Extrémité des enrochements côté dune de Léhan (crédit CCPBS)
Changement climatique
Reste la question, incontournable, des impacts du changement climatique. Quels ont été les scénarii pris en compte pour construire la stratégie ? «Sur Tréffiagat, c’est le scénario 8.5 du GIEC, le plus défavorable, qui a été retenu, avec l'ajout d'une surcote liée aux tempêtes», répond Guillaume Esteva-Kermel. Sur cette base, la future digue de second rang (rétro-littorale) sera construite à la limite des projections d’érosion, sur une cote de plus de 4 mètres NGF. Elle doit permettre une protection contre les submersions pour une période de retour de 50 ans. Ce scénario du GIEC (8.5), jugé pessimiste, apparaît aux yeux de beaucoup d’observateurs de plus en plus crédible…. Et justifie un peu plus de ne pas trop compter sur les enrochements.
In fine, Treffiagat illustre une configuration assez classique sur le littoral Atlantique, celle de marais, salants ou lagunes, situés sur des zones à faible altitude et qui ont été partiellement asséchés par l’action humaine.

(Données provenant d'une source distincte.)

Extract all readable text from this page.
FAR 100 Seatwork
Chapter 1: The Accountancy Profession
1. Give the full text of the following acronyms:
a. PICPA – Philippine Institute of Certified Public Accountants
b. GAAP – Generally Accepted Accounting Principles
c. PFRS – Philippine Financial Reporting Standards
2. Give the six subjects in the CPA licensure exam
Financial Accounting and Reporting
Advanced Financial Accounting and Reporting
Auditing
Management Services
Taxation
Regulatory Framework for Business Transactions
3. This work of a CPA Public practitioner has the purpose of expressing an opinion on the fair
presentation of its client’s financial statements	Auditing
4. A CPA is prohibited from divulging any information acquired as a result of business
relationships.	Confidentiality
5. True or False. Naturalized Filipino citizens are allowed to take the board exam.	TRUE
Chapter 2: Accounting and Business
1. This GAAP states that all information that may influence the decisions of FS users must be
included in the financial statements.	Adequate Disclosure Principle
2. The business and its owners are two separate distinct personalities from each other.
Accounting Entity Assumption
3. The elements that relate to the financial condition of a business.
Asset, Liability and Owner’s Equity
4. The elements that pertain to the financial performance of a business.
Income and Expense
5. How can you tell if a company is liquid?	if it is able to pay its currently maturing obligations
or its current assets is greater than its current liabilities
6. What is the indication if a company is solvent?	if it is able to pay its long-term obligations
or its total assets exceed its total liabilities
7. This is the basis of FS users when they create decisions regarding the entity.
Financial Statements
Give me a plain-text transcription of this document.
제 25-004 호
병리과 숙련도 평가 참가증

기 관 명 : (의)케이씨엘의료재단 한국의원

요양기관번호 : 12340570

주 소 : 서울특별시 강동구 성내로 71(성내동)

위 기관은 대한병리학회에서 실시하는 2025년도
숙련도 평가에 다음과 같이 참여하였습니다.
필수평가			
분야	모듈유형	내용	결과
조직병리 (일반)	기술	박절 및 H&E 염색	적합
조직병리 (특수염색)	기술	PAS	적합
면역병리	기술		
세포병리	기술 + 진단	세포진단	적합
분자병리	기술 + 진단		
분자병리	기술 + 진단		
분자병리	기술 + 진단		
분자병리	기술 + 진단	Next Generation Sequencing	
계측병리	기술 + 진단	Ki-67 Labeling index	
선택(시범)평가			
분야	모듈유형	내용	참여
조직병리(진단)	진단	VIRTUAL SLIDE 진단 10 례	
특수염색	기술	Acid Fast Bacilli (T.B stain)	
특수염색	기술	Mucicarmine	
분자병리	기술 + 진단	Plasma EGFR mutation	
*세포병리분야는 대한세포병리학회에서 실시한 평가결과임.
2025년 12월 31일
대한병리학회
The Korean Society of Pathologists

Au XIXème siècle, il s’agissait surtout d’exploiter ces terrains pour des activités agricoles, puis dans la foulée des 30 Glorieuses, ces secteurs ont été ouverts à l’urbanisation et aux résidences secondaires. A cette époque, la plupart des acteurs locaux imaginaient encore un niveau de la mer stable.
Pour aller plus loin :
Un premier article chapô : Erosion et submersion, vers une "Gemapi" plus intégrée
Un second article concernant la côte basque : Risques côtiers : en Aquitaine, des stratégies locales pionnières
Notes :
1 – Le PAPI réunit la CCPBS, la communauté de commune du pays Fouesnantais et la communauté d’agglomération de Concarneau. Les PAPI, une fois labélisés par l’Etat, permettent d’obtenir un co-financement étatique pour des études, des travaux et d’éventuelles acquisitions d’habitations, via le Fonds « Barnier » créé en 1995.